Yang sets them up as happening at the exact same moment, one date a walk through Tokyo, creating memories of old Taipei. The other through familiar scenes in Ting-Ting’s life — the same movie theater she walked by with Lily, the same bagel shop they stopped by. In a sense, Ting-Ting is also reliving a date, her friend date with Lily that led to no movie and no conversation.
With Fatty, she gets the chance to finally talk. And what’s wonderful about the bagel shop scene is that Ting-Ting becomes someone different on the date, someone with real opinions, a point of view. She’s not trying to please Fatty. If anything, she’s resisting. Fatty, it turns out, is an interesting young man with provocative thoughts and a wise perspective on life. Ting-Ting seems skeptical of it all — but doesn’t play the know-it-all teen. She’s quietly impressed.

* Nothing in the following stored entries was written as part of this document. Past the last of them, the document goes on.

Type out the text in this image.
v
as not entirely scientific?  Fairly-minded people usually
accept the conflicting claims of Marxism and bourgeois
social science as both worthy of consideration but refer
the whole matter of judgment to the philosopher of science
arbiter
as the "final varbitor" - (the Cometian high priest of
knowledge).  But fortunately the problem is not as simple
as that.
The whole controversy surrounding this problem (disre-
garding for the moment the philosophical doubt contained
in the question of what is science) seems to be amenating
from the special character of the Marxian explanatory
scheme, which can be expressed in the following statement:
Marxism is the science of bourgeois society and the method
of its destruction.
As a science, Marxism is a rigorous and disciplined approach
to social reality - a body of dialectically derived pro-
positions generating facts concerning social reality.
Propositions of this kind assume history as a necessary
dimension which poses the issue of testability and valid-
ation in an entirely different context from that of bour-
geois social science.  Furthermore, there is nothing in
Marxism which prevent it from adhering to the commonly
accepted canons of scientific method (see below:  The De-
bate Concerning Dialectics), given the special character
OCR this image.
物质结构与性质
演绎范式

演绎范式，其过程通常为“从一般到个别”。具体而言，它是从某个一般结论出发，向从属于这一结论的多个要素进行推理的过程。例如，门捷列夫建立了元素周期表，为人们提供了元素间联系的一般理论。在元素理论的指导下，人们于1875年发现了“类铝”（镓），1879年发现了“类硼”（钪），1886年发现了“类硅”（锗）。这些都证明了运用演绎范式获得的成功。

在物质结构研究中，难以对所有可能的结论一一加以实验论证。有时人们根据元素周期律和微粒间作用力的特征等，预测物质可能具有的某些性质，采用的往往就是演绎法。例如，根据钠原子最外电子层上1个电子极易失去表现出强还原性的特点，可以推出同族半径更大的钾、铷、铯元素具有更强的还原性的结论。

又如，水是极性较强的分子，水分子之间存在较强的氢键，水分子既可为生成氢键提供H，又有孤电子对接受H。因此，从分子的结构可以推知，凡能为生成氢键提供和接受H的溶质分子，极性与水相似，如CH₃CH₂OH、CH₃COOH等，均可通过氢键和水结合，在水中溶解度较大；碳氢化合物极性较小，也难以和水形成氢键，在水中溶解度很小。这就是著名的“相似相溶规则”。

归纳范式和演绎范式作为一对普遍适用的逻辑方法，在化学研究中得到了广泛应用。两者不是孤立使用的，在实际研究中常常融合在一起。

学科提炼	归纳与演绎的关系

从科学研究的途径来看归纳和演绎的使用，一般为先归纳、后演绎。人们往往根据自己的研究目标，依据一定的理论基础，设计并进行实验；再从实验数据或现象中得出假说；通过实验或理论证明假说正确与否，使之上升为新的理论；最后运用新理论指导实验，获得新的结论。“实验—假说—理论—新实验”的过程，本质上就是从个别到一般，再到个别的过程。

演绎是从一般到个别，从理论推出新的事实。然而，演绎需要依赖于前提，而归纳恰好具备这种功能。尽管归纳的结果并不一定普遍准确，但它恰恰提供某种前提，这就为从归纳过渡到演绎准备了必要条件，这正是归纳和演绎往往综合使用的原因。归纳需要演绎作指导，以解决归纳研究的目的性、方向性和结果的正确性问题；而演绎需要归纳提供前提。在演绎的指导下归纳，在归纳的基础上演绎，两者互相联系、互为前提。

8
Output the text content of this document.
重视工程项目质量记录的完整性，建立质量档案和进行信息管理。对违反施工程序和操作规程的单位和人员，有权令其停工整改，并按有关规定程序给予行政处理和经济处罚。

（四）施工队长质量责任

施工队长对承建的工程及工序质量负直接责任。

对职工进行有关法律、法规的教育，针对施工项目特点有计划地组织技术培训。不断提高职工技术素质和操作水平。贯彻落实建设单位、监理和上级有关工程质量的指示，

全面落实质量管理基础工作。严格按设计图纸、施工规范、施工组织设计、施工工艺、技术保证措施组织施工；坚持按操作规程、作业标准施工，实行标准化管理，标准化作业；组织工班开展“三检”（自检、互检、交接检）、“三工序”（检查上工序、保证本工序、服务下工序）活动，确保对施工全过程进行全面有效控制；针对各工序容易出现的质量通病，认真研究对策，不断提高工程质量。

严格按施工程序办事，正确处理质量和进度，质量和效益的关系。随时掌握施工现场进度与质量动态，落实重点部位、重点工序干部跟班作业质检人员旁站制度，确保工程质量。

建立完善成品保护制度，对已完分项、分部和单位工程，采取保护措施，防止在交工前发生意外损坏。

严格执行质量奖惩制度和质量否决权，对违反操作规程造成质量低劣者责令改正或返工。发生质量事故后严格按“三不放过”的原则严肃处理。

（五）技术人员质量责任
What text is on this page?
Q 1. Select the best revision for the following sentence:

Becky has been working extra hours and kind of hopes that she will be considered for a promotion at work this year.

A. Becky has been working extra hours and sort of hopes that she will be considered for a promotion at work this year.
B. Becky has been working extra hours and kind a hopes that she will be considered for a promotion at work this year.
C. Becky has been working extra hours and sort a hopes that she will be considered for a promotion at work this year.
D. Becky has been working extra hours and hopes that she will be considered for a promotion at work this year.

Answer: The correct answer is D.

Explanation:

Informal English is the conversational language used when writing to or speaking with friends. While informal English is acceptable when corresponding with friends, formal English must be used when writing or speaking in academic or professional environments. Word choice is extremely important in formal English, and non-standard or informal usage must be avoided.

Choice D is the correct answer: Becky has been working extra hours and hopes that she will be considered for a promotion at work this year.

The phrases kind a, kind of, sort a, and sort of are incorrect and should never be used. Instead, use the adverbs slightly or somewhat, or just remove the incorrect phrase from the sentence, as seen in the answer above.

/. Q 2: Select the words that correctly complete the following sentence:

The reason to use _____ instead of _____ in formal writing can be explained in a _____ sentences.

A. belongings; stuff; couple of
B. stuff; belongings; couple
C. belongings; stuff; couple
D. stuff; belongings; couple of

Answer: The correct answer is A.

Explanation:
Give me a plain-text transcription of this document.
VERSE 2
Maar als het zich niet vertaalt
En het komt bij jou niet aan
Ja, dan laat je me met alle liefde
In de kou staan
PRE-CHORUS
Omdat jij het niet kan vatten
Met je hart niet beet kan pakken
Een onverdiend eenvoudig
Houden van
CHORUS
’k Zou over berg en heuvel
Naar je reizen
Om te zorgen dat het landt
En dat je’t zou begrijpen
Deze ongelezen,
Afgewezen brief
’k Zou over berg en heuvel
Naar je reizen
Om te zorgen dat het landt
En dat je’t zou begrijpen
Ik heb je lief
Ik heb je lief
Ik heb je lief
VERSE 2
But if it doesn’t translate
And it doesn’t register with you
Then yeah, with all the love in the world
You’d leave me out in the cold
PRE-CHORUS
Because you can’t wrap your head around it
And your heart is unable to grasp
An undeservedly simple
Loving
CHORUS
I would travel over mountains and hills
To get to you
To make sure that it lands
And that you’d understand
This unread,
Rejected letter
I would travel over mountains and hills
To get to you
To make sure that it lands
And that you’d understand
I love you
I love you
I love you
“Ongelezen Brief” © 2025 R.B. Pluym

Sherry and NJ share nostalgic happiness of their youthful romance, then discuss their adult lives. We find out that Sherry had a one-year marriage that led to a child but ended in divorce. And this is where the pain comes out, a return to the story of Sherry left waiting. We again see the back of NJ’s head. We anticipate his leaving — that urge of his that emerges in his everyday life through silence or withdrawal.
But finally we get NJ’s reasons for leaving. It’s raw and honest. Sherry kept pressing him to become a certain type of person — an engineer — the same definition of success his parents created for him. He felt suffocated by her ideas for him. And this caused him pain because he loved her more than anyone. He just wasn’t willing to surrender himself for her.
This is a crucial moment in NJ’s life, but Yang treats it just like any other. There’s no swelling music behind it, no dramatic cut to underscore it. We see NJ find truth and his movie just continues. Only later will we hear NJ say something that recalls this moment and only then do we fully realize what he was saying.
At this point the camera has left Ting-Ting and Fatty and it could have ended the scene for the second-chance lovers as well. But Yang returns to his motif, the way Tokyo stands in for Taipei, an inversion of the usual trick of cinema where a smaller, less expensive city stands in for the metropolis.
The scene ends not with heartache or disappointment, but on a long shot of the pair walking down a trail, NJ lost in a reverie about being in love with her since grammar school, remembering the way she looked, not with details of dress or looks, just the soft glow of radiance.
No one ever looked like that to NJ. No one ever will.